Tumor location matters too. Cancers in certain “sanctuary sites,” like the brain, may not release DNA into the general bloodstream as readily, potentially leading to a negative blood test despite active disease. Small, slow-growing tumors may also fall below the test’s detection threshold.
Timing plays a role as well. If blood is drawn too soon after surgery, residual tumor DNA may not yet be circulating at detectable levels. Current evidence suggests waiting at least two weeks after surgery, with many clinicians historically preferring four weeks or more to reduce the chance of a false negative.

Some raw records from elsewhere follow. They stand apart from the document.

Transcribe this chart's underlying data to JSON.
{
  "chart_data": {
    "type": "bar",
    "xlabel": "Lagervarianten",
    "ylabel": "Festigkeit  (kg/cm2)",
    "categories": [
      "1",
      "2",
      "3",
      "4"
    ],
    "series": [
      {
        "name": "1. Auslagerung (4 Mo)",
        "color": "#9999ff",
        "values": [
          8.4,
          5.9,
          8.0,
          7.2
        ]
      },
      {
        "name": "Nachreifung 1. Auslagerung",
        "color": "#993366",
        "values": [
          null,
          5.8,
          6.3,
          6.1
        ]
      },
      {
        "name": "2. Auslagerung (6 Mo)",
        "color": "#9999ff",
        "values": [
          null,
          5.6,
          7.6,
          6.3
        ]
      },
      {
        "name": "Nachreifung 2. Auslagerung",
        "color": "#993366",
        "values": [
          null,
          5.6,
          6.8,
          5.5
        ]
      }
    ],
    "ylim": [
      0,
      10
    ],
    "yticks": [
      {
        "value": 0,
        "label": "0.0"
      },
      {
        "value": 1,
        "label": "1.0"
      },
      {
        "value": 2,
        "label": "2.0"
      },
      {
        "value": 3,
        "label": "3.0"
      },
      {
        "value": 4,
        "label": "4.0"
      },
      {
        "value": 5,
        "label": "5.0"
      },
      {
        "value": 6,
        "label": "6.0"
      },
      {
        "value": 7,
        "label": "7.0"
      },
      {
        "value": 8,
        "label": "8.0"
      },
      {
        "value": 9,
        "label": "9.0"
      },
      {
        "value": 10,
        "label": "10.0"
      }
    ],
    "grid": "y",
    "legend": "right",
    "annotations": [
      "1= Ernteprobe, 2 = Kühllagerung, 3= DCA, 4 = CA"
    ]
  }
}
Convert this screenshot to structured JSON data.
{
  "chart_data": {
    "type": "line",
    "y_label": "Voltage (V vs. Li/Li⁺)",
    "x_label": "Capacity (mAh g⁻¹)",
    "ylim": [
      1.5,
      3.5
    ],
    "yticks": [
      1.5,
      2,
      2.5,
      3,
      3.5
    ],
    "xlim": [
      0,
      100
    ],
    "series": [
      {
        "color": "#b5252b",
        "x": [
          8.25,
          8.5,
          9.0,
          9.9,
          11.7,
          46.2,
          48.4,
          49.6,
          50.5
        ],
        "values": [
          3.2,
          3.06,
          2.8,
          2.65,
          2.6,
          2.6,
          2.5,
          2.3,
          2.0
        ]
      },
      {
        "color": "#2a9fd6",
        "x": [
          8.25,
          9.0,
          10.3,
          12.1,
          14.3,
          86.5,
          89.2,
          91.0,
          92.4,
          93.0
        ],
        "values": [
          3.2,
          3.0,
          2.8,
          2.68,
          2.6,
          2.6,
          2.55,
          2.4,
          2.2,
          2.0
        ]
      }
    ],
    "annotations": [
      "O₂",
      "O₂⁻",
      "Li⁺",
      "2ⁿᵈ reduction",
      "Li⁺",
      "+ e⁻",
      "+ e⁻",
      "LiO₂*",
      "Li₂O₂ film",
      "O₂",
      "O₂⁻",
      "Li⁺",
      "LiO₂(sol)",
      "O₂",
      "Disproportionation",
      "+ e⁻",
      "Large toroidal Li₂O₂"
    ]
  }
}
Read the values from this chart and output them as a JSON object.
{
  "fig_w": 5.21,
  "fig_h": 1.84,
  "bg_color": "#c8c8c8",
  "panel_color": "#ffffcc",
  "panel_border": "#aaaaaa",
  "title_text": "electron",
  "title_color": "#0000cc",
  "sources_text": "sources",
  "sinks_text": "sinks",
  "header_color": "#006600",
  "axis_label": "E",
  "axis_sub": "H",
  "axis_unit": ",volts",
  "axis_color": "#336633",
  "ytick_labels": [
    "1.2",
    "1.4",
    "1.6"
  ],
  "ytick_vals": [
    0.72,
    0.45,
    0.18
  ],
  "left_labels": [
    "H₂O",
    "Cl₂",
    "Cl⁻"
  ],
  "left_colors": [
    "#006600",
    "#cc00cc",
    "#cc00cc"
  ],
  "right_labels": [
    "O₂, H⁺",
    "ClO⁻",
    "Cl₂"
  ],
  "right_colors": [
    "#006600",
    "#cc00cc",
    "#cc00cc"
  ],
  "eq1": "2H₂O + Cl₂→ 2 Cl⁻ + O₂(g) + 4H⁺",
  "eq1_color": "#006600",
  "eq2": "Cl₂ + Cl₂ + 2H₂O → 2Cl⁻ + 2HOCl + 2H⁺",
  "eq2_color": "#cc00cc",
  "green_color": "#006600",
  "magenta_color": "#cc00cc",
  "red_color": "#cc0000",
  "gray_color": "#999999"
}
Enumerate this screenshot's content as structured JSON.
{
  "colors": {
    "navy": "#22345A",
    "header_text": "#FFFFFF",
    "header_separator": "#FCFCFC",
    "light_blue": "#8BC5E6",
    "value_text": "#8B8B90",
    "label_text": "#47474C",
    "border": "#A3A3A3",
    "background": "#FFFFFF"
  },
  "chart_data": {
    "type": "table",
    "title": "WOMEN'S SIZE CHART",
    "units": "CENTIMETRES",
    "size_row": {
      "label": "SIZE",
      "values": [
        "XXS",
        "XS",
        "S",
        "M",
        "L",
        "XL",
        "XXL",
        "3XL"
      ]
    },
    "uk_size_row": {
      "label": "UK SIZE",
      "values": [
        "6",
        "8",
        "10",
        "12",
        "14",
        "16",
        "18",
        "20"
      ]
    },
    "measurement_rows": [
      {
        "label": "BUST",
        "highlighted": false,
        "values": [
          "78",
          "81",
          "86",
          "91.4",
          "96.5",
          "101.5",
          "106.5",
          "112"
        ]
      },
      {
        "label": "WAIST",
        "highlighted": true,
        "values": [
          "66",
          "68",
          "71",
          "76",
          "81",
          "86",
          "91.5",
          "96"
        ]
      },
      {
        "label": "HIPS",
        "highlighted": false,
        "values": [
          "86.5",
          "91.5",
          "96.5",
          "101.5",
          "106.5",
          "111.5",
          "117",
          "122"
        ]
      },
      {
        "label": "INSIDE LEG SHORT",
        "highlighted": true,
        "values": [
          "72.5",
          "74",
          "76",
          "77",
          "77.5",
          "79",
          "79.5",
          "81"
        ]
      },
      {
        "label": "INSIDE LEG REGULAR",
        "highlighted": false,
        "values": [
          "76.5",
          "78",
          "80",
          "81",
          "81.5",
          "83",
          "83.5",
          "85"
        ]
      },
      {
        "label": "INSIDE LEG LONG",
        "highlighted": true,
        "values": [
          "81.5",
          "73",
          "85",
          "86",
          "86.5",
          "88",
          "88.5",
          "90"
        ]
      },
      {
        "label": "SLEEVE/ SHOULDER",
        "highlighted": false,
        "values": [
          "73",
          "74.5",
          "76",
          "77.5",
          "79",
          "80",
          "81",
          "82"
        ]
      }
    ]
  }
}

Why Repeat Testing Matters More Than a Single Result
A single negative test is a snapshot. Serial testing, meaning repeated blood draws over months and years, gives your oncologist a much more complete and reliable picture. The difference is significant. In kidney cancer patients under surveillance, those who were serially negative on multiple tests almost all remained progression-free during follow-up. In contrast, one patient who had four consecutive negative results later tested positive on two subsequent draws, prompting imaging that confirmed the cancer had progressed. That case illustrates both the power and the limitations of any single time point.
The real clinical value of Signatera lies in tracking trends. A string of negative results over time is far more reassuring than any individual negative test. Conversely, a shift from negative to positive on a subsequent draw can flag recurrence months before it would appear on a CT scan. In colorectal cancer, Signatera detected recurrence an average of 8.7 months earlier than imaging, with some cases detected up to 16.5 months ahead. Serial monitoring is what unlocks that early warning capability.
How Negative Results Affect Treatment Decisions
One of the biggest questions patients have after a negative result is whether they can skip or shorten chemotherapy. This is an active and evolving area of oncology, but the honest answer right now is that negative results alone are not yet a standard basis for changing treatment plans. Most studies to date have been observational, meaning researchers tracked ctDNA results alongside standard care without using those results to guide therapy. Multiple clinical trials are underway testing whether it’s safe to reduce treatment for ctDNA-negative patients, but those results are still maturing.
Some oncologists do factor Signatera results into their clinical reasoning, particularly when deciding how aggressively to pursue additional therapy in borderline situations. But guidelines haven’t yet formally incorporated ctDNA-guided treatment de-escalation as standard practice. If your test is negative and you’re wondering whether you still need a recommended course of treatment, that’s a conversation worth having with your oncologist, who can weigh the test result alongside your cancer’s stage, biology, and other risk factors.
What to Expect From the Testing Schedule
Your first post-surgical Signatera test is typically drawn two to four weeks after surgery. Research in colorectal cancer has shown that testing as early as two weeks post-surgery has similar sensitivity to waiting four to eight weeks, though your oncologist may adjust the timing based on your specific situation. After that initial draw, most monitoring schedules involve repeat testing every three to six months, often for several years. The exact frequency depends on your cancer type, stage, and treatment plan.
Each blood draw is straightforward: a standard venous blood sample, no different from routine lab work. Results typically take one to two weeks. If you receive a negative result, your care team will likely continue the scheduled monitoring cadence rather than stopping testing altogether, precisely because the value of this tool comes from watching for changes over time rather than relying on any single result.